The next day was much calmer, with puffy white clouds accenting a blue sky as they followed their rainmaker friends east, so we got out for a nice 60 minute walk, then headed to Angels Camp for provisions. On the way, we couldn’t remember if we’d “done” Angels Camp before, so we parked and walked the historic part of old downtown.
Dispelling my inaccurate thoughts about how the town got its name, we learned it was founded by George Angel in 1849. He had made some money in the gold fields, and used it to build a building to sell provisions to the other miners. He ended up founding the town (Angels Camp is the only incorporated city in Calaveras County!) and was much loved by everyone.



Samuel Clemens (Mark Twain) spent some time here after being fired from multiple jobs in the south and the west, a brush with the law, and penniless. He attempted suicide, putting a gun to his head, but couldn’t pull the trigger. Some friends had a cabin a few miles from town, where he holed up a spell, coming into town now and again, hanging out at the local hotel/bar with a number of people, including one old guy who would occasionally stare off into space, and say “That reminds me of a time when …” and then spin a tall tale he would set forth as fact.
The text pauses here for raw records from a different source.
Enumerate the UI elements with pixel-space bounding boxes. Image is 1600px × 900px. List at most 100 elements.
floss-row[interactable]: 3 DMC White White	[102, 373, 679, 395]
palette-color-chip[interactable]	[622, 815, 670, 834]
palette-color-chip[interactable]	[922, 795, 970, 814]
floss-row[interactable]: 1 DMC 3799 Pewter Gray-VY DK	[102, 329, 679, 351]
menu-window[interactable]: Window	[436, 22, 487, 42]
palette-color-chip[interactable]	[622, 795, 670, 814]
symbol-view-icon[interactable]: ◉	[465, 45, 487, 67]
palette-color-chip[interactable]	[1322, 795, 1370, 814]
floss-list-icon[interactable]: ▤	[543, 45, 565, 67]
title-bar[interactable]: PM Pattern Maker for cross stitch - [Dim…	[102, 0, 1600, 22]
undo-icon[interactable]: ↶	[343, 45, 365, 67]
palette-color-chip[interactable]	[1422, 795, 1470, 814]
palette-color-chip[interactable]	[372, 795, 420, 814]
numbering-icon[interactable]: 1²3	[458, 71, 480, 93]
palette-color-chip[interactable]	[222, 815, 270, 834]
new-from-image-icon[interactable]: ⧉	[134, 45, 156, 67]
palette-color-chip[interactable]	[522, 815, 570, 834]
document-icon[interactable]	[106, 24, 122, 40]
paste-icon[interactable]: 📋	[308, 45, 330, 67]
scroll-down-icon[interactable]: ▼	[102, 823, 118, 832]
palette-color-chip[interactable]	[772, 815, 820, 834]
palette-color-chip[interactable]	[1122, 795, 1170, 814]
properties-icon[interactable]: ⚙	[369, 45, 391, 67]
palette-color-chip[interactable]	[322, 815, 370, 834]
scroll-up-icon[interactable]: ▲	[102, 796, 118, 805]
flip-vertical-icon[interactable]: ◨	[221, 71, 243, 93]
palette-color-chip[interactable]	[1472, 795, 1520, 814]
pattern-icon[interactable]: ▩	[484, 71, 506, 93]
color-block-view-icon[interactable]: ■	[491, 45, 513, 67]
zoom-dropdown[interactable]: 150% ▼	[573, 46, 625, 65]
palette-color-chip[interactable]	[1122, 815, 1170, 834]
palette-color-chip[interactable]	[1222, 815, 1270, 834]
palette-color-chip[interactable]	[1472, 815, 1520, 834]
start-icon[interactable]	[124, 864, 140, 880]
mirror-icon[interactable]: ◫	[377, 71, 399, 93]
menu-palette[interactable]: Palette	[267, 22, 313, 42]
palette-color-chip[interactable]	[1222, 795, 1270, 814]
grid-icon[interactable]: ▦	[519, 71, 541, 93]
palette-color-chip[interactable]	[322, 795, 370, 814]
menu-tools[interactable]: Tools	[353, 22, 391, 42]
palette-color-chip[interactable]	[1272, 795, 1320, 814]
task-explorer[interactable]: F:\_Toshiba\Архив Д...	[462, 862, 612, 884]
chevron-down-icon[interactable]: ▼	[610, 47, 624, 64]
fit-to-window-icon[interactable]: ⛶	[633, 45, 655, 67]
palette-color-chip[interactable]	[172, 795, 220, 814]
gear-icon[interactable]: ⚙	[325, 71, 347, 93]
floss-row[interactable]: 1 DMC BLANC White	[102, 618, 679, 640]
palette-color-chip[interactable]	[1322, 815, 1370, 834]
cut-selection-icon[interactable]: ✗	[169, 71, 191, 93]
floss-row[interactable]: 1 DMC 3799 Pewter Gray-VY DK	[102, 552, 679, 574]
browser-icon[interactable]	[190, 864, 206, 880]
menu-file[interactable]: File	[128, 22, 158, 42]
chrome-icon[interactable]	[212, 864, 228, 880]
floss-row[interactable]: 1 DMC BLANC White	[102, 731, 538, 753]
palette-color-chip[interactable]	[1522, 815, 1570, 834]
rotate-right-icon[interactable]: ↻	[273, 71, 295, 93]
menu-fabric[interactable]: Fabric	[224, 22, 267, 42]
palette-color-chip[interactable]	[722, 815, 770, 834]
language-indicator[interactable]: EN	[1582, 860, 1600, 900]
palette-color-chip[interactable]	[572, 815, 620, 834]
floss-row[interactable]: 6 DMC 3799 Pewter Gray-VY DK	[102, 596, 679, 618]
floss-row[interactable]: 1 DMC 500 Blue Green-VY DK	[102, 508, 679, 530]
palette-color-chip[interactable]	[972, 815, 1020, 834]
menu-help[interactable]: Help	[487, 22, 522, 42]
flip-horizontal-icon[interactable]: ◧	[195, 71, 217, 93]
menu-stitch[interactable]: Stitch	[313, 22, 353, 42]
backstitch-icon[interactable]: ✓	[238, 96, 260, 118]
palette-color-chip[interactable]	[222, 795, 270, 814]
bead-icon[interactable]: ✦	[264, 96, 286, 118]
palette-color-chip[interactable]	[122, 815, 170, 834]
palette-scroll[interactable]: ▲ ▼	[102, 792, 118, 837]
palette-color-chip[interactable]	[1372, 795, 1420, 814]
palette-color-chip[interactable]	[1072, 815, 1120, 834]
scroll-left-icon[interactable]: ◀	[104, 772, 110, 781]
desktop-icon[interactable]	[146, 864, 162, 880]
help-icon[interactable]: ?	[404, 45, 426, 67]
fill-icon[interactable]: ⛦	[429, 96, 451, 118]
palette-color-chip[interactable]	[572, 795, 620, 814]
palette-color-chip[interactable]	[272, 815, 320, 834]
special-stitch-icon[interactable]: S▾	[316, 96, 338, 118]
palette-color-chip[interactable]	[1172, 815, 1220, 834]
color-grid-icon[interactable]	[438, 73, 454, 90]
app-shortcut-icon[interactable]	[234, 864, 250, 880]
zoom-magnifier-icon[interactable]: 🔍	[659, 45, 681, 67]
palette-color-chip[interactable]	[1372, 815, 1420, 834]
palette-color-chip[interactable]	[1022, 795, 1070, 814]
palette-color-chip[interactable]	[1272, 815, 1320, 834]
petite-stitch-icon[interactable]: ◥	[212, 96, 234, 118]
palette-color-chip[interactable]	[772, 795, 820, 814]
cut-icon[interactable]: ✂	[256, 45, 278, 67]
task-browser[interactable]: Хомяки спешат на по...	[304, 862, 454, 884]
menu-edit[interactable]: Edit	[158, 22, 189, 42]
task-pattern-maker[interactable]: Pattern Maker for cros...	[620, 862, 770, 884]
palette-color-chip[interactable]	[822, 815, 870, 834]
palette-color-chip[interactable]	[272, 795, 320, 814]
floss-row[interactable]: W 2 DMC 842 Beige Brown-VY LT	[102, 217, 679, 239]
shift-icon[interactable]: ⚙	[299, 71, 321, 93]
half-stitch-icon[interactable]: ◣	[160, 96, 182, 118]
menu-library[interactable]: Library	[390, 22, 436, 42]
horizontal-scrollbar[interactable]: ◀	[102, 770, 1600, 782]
One of those tales was the basis of “The Celebrated Frog of Calaveras County” (summary here) which was published in 1865 and the first of his works to get any recognition. As a life-long fan of Clemens/Twain, it kinda felt like I was visiting a shrine of sorts.
Many of the buildings in the historic district were built in the 1850’s, including an Odd Fellows hall built in 1856. We walked the whole area; unfortunately, many businesses were closed for the day, many for good. Peering through dusty windows, it seemed like some may still have the original interiors; what we would have given to be able to wander around and let our imaginations people then with miners, drifters, scam artists and ladies of the night.



We found an old Congregational Church built in that era with several tombstones crammed together in a space that couldn’t have been larger than 12’x12’. Most of those interred died in their mid-30’s, around 1858 or so. Alongside the large monuments were tiny headstones, just larger than a foot square, with the initials of the deceased. So curious! Had these all been moved from elsewhere? The historical marker on the church neglected to tell that story.


From there we wandered up the street to a small hill, looking for homes that might have been built around that time, but most were newer, or were otherwise less than interesting. We came to the top of the hill and found a concrete slab maybe 30’x30’ with square, tapering concrete pillars no more than 6’ tall, plus some other ground level concrete … foundations? But best of all, a field of purple wildflowers overlooking the downtown. And curiously clear of broken glass, crushed cans and other garbage. What was the story here? Alas, no historical plaque here to inform us.
This was our third stay at the condos on the PGA Greenhorn Creek Golfcourse, but the first time we actually explored the town. So glad we got to take the time to check out this little slice of history!